18.      In July 2015, Harmony Honda performed “type A maintenance” on the Odyssey again. Its invoice notes the applicant said there was a “creaking noise from RH front when turning at city speeds”. Again, there was no charge for this particular aspect, and the invoice noted that the car was road tested and they could not confirm the concern. Harmony Honda noted the steering/suspension was all tight, with no faults found.

19.      The applicant took the Odyssey back to Harmony Honda a week later. Its invoice for this visit notes an 85,961 odometer reading and that during a test drive the mechanic found a rattling noise from the front of the van when turning. Upon investigation, they found a lot of loose gravel, which they cleaned out. Still hearing a bit of a rattle, they found a screw driver bit rolling around in a storage bin under the radio, and after that was removed the rattling could not be heard. On balance, I find that Harmony Honda’s efforts appeared to solve the rattling problem at the time, and thus I find the applicant has not proved it acted negligently or in breach of contract. I note the warranty had expired at this point.

20.      An August 11, 2015 invoice from Harmony Honda noted the applicant’s report of a rattle in the vehicle’s front when hitting bumps, which is different from the prior description of the sound occurring when the car turned. Harmony Honda performed a complimentary multi-point inspection. Its invoice noted the struts mounts squeaked when turning, and they were checked and lubricated. It is undisputed that the applicant did not return to Harmony Honda and did not report any further problems to it. I find Harmony Honda was not negligent or in breach of its contract.

21.      A November 5, 2015 invoice from the Honda Way showed a 97,676 odometer reading, which noted a noise coming from the passenger front wheel, a “cracking” sound. In response, the Honda Way applied barrier cream on top of the front struts at no charge, and noted “if doesn’t correct noise will req proper info and diag” (my bold emphasis added). The Honda Way also recommended at that time that the outer CV boot be replaced along with shock absorbers, which is what the private garage did in September 2016.

22.      On January 7, 2016, with 101,957 kilometers on the odometer, the Odyssey received an oil change.

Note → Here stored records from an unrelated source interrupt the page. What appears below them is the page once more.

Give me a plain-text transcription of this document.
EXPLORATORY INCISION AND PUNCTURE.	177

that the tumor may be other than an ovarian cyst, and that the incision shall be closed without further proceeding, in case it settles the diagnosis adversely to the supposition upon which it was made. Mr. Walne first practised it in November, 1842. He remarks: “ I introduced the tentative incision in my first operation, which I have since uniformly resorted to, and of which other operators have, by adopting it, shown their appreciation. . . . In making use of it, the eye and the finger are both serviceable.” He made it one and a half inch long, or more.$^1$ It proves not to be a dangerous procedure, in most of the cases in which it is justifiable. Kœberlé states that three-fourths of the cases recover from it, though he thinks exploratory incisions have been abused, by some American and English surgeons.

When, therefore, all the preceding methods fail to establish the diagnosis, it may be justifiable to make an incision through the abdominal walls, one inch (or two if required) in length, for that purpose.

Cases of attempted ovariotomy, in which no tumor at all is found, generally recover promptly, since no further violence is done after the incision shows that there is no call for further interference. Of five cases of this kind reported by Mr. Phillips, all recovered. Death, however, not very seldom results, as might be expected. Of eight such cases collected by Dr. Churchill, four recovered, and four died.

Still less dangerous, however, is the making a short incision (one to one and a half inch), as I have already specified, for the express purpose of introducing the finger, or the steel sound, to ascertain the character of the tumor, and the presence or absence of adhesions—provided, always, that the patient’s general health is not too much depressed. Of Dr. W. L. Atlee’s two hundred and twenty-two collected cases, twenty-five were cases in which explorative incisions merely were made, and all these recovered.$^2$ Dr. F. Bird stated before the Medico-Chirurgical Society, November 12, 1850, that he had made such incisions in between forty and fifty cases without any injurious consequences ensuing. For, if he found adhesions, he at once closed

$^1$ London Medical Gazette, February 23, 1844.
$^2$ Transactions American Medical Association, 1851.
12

The Honda Way recommended that the applicant replace the left rear shock and outer boot. Yet, the applicant did not do so.

23.      I accept that the private garage did certain repairs on the Odyssey in September 2016, some of which appear entirely unrelated to the noise issue (such as an oil change). In any event, this fact does not prove that the respondents’ various repair efforts were negligent in 2015 or earlier in 2012 and 2013. An August 8, 2014 invoice from Harmony Honda does not mention a noise complaint, and I therefore conclude that the rattle sound problem either was not happening at the time or it was so minor as not to bother her. The applicant drove the Odyssey a lot between each repair, and her description of the noise differed from time to time.

24.      On balance, I accept that the Honda Way and Harmony Honda each acted reasonably at the time they each assessed the Odyssey. Perhaps most importantly, in 2015 the Honda Way told the applicant that if the noise problem did not resolve, they would need further information to provide a diagnosis. The applicant chose not to do that, and instead did nothing about the noise until September 2016.

25.      Given my conclusions above, I do not need to address the applicant’s request for expenses. However, I would note that the tribunal generally reimburses legal fees only in extraordinary cases, and I do not find this is such a case. Further, the tribunal does not ordinarily reimburse a party for “time spent”. In accordance with the Act and the tribunal’s rules, as the applicant was unsuccessful I find she is not entitled to reimbursement of tribunal fees.

ORDER

26.      I order the applicant’s claims, and therefore this dispute, dismissed.